In this exploratory report, I compared the final exams from Biology 2 for the Spring 2018 semester. Students were administered exams that did come in two versions—that happened to be named “female” and “male” due to the Scantron form used—but the questions were simply permutated to preserve the experiment. The class schedule included three sections:
for a total of 330 students that took the same final exam.
This early report focuses on “Scantron 1”, the first portion of the final exam that had purely multiple-choice questions (i.e. no multiple answers, diagrams, short-answer, or essay tasks).
library("readxl")
library("DT")
library("tidyverse")
df <- read_excel("Bio 2_-_final exams data.xlsx")
DT::datatable(df)
Overall, out of 100 multiple-choice questions, the summary is
summary(df$score)
## Min. 1st Qu. Median Mean 3rd Qu. Max.
## 25.00 44.00 51.00 51.91 58.75 88.00
Since the exam was adminstered at the same time for all of these students (besides those with other accomodations), the test version within each lecture section should not matter, but for a practice calculation, here are the means and medians.
df %>%
group_by(section, version) %>%
summarize(mean = mean(score),
median = median(score))
## # A tibble: 6 x 4
## # Groups: section [?]
## section version mean median
## <dbl> <chr> <dbl> <dbl>
## 1 1 female 51.0 50
## 2 1 male 49.5 48.5
## 3 20 female 53.1 53
## 4 20 male 53.6 51.5
## 5 30 female 52.3 50
## 6 30 male 52.3 51
Now for the main show, here is a quick comparison between the teaching styles and how their students performed on that final exam.
df %>%
group_by(style) %>%
summarize(mean = mean(score),
median = median(score))
## # A tibble: 2 x 3
## style mean median
## <chr> <dbl> <dbl>
## 1 active 51.8 51
## 2 traditional 52.3 51
At the moment, the statistics are probably too close to be conclusive to support either teaching paradigm.
Beyond the means and medians, let us now look at the distributions of the final exam scores.

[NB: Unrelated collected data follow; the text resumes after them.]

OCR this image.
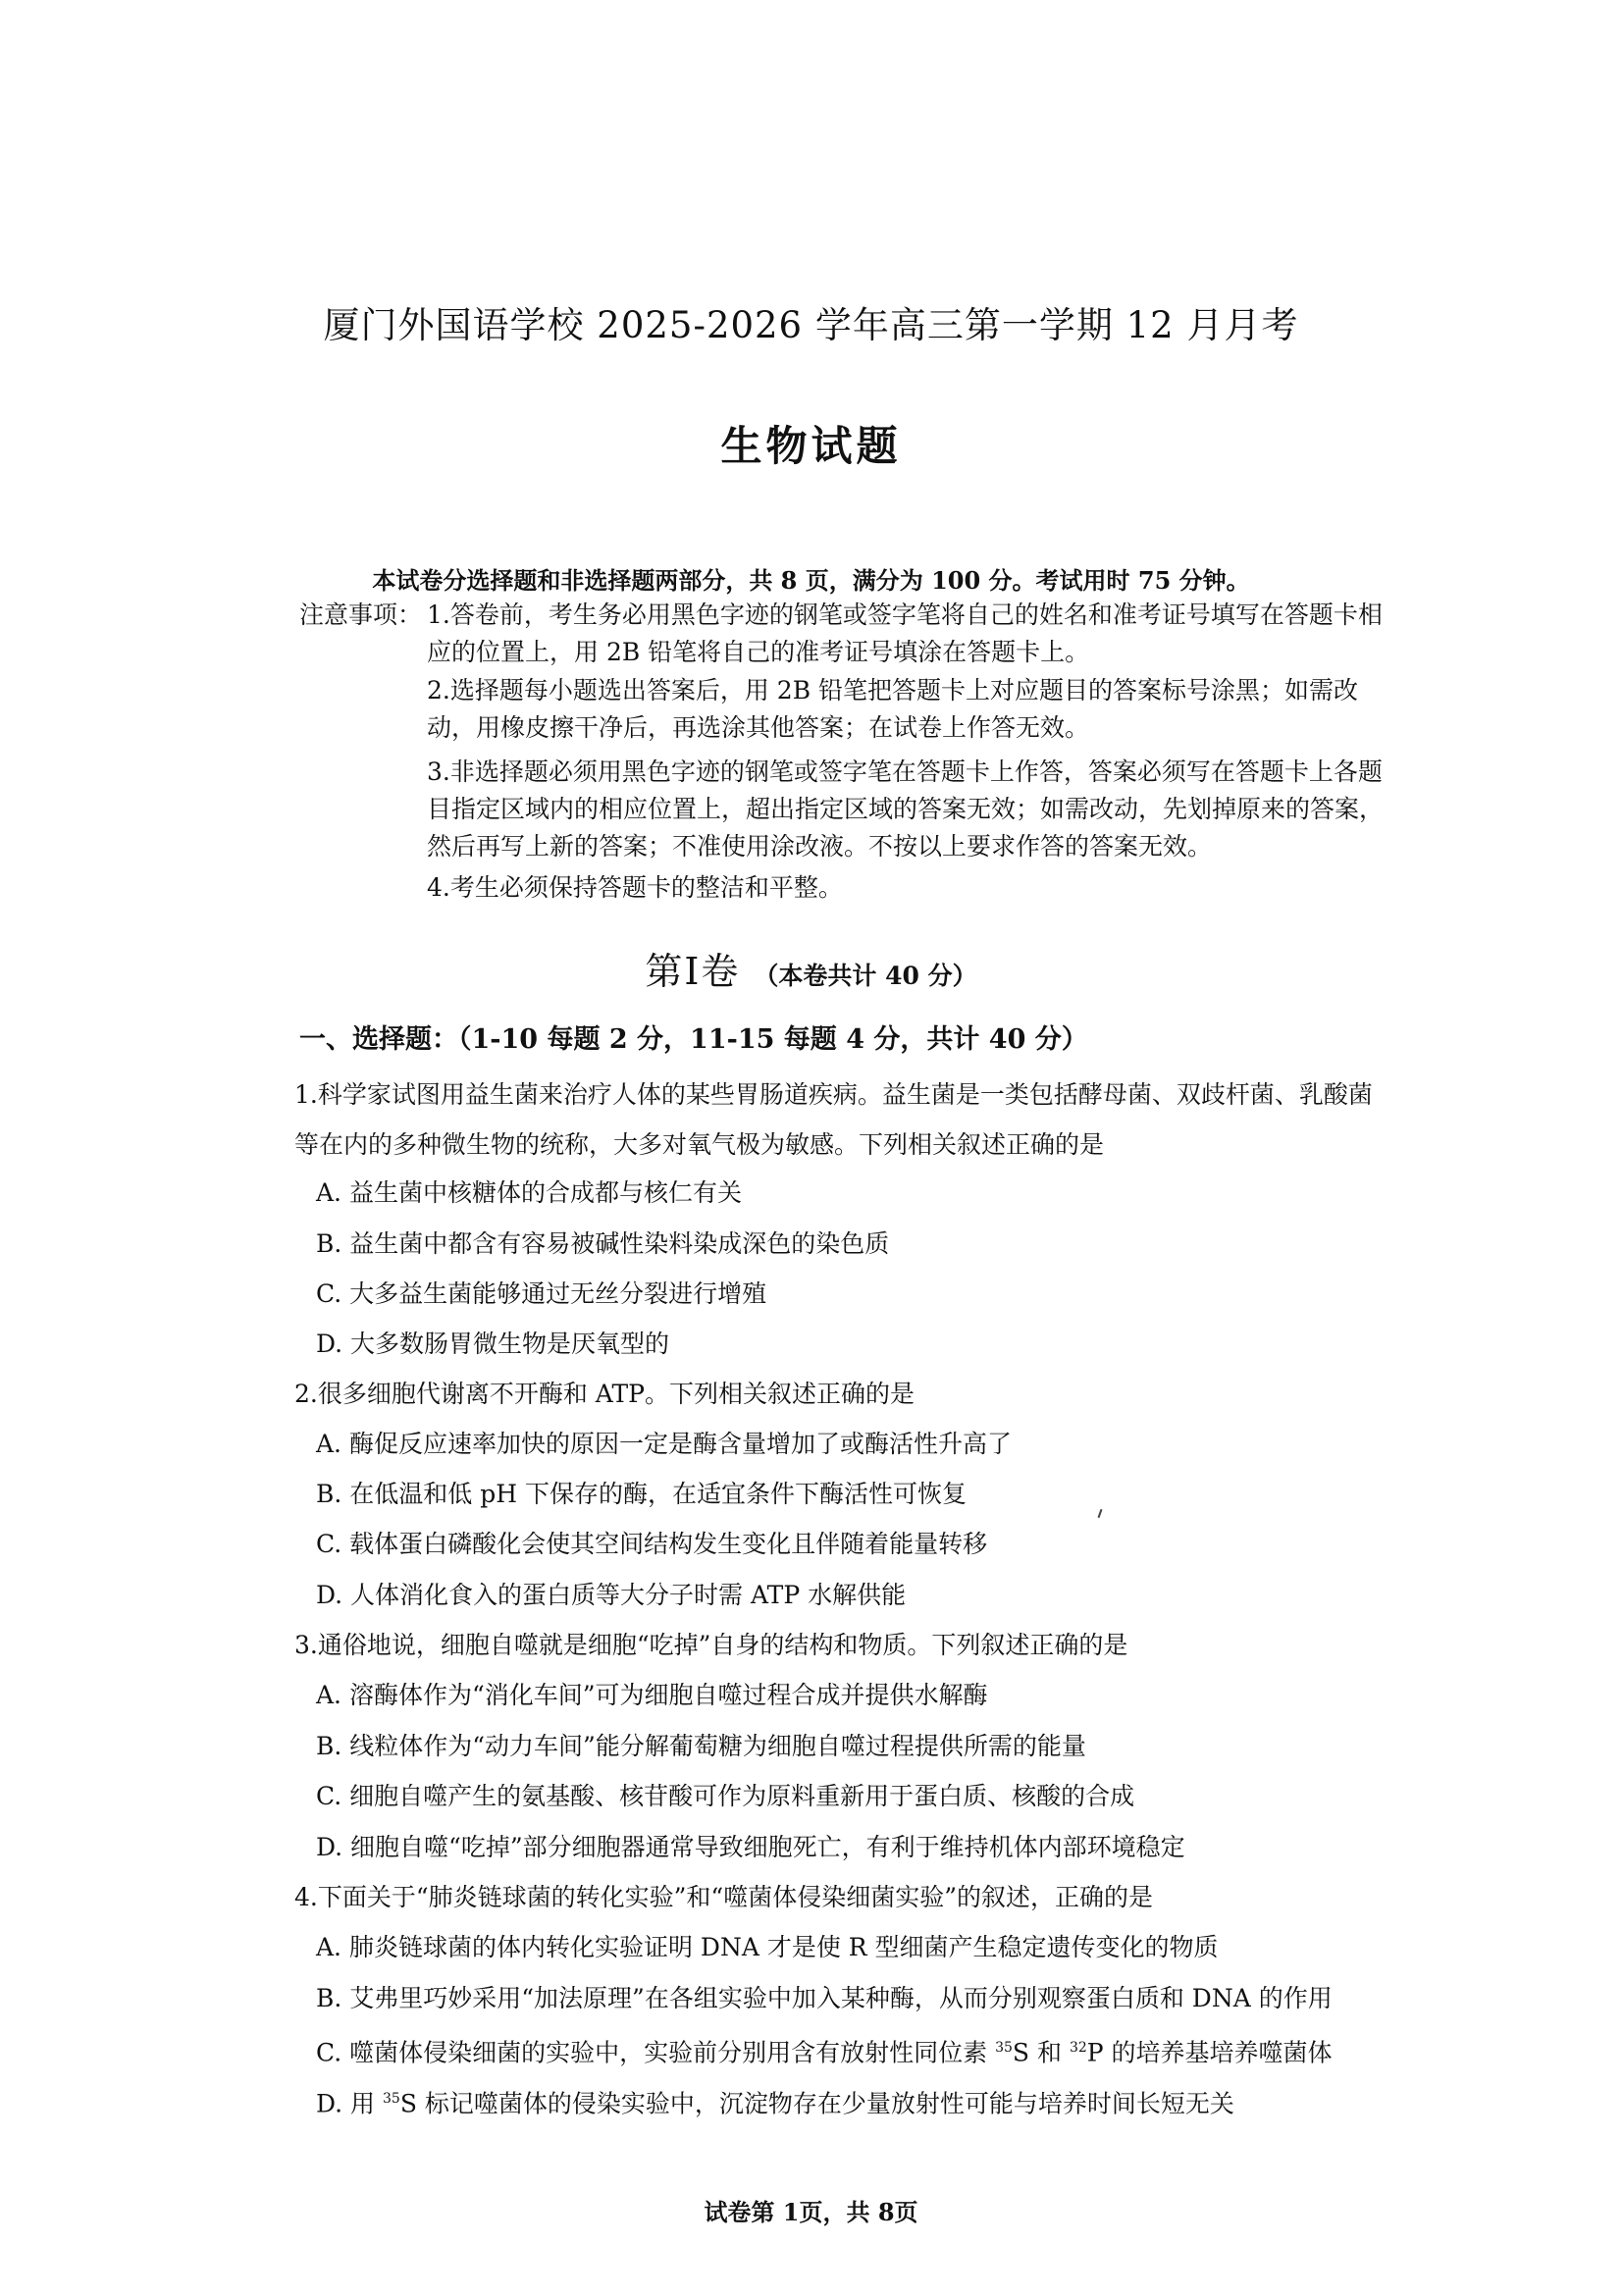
厦门外国语学校 2025-2026 学年高三第一学期 12 月月考
生物试题
本试卷分选择题和非选择题两部分，共 8 页，满分为 100 分。考试用时 75 分钟。
注意事项： 1.答卷前，考生务必用黑色字迹的钢笔或签字笔将自己的姓名和准考证号填写在答题卡相应的位置上，用 2B 铅笔将自己的准考证号填涂在答题卡上。
2.选择题每小题选出答案后，用 2B 铅笔把答题卡上对应题目的答案标号涂黑；如需改动，用橡皮擦干净后，再选涂其他答案；在试卷上作答无效。
3.非选择题必须用黑色字迹的钢笔或签字笔在答题卡上作答，答案必须写在答题卡上各题目指定区域内的相应位置上，超出指定区域的答案无效；如需改动，先划掉原来的答案，然后再写上新的答案；不准使用涂改液。不按以上要求作答的答案无效。
4.考生必须保持答题卡的整洁和平整。
第Ⅰ卷 （本卷共计 40 分）
一、选择题：（1-10 每题 2 分，11-15 每题 4 分，共计 40 分）
1.科学家试图用益生菌来治疗人体的某些胃肠道疾病。益生菌是一类包括酵母菌、双歧杆菌、乳酸菌等在内的多种微生物的统称，大多对氧气极为敏感。下列相关叙述正确的是
A. 益生菌中核糖体的合成都与核仁有关
B. 益生菌中都含有容易被碱性染料染成深色的染色质
C. 大多益生菌能够通过无丝分裂进行增殖
D. 大多数肠胃微生物是厌氧型的
2.很多细胞代谢离不开酶和 ATP。下列相关叙述正确的是
A. 酶促反应速率加快的原因一定是酶含量增加了或酶活性升高了
B. 在低温和低 pH 下保存的酶，在适宜条件下酶活性可恢复
C. 载体蛋白磷酸化会使其空间结构发生变化且伴随着能量转移
D. 人体消化食入的蛋白质等大分子时需 ATP 水解供能
3.通俗地说，细胞自噬就是细胞“吃掉”自身的结构和物质。下列叙述正确的是
A. 溶酶体作为“消化车间”可为细胞自噬过程合成并提供水解酶
B. 线粒体作为“动力车间”能分解葡萄糖为细胞自噬过程提供所需的能量
C. 细胞自噬产生的氨基酸、核苷酸可作为原料重新用于蛋白质、核酸的合成
D. 细胞自噬“吃掉”部分细胞器通常导致细胞死亡，有利于维持机体内部环境稳定
4.下面关于“肺炎链球菌的转化实验”和“噬菌体侵染细菌实验”的叙述，正确的是
A. 肺炎链球菌的体内转化实验证明 DNA 才是使 R 型细菌产生稳定遗传变化的物质
B. 艾弗里巧妙采用“加法原理”在各组实验中加入某种酶，从而分别观察蛋白质和 DNA 的作用
C. 噬菌体侵染细菌的实验中，实验前分别用含有放射性同位素 $^{35}$S 和 $^{32}$P 的培养基培养噬菌体
D. 用 $^{35}$S 标记噬菌体的侵染实验中，沉淀物存在少量放射性可能与培养时间长短无关
试卷第 1页，共 8页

Once again, the test version within each lecture section should not matter, but for practice calculations,
df %>%
ggplot(aes(x = score, color = version, fill = version)) +
geom_density(kernel = "gaussian", alpha = 0.5) +
labs(title = "Test Versions")
For the main experiment, here are the distributions between the teaching styles and how their students performed on that final exam.
df %>%
ggplot(aes(x = score, color = style, fill = style)) +
geom_density(kernel = "gaussian", alpha = 0.5) +
labs(title = "Teaching Styles")
Once again, the graphs overlap so much that the results are probably too close to be conclusive to support either teaching paradigm.
Finally, let us run hypothesis tests to compare the results in statistically sound ways.
First, I will do the silly calculation between the test versions (same exam questions, but shuffled) as a baseline comparison.
female_exams <- df %>%
filter(version == "female") %>%
select(score)
male_exams <- df %>%
filter(version == "male") %>%
select(score)
t.test(as.data.frame(female_exams),
as.data.frame(male_exams),
alternative = "two.sided")
##
## Welch Two Sample t-test
##
## data: as.data.frame(female_exams) and as.data.frame(male_exams)
## t = 0.39079, df = 327.97, p-value = 0.6962
## alternative hypothesis: true difference in means is not equal to 0
## 95 percent confidence interval:
## -1.873606 2.802522
## sample estimates:
## mean of x mean of y
## 52.14110 51.67665
Since the p-value 0.7 > 0.05, we fail to reject the claim that the results between “female” and “male” exams were the same.
Now for the main show.
active_learning <- df %>%
filter(style == "active") %>%
select(score)
traditional_lecture <- df %>%
filter(style == "traditional") %>%
select(score)
t.test(as.data.frame(active_learning),
as.data.frame(traditional_lecture),
alternative = "two.sided")
##
## Welch Two Sample t-test
##
## data: as.data.frame(active_learning) and as.data.frame(traditional_lecture)
## t = -0.39735, df = 150.04, p-value = 0.6917
## alternative hypothesis: true difference in means is not equal to 0
## 95 percent confidence interval:
## -3.200989 2.129124
## sample estimates:
## mean of x mean of y
## 51.76639 52.30233
Since the p-value 0.69 > 0.05, we fail to reject the claim that the results between traditional lectures and active learning environments led to the same results.
Alas, my quick report produced inconclusive results when comparing the final exam results at UC Merced for the active-learning and traditional-lecture professors.
I will inquire with those instructors to see if they want furthur analyses.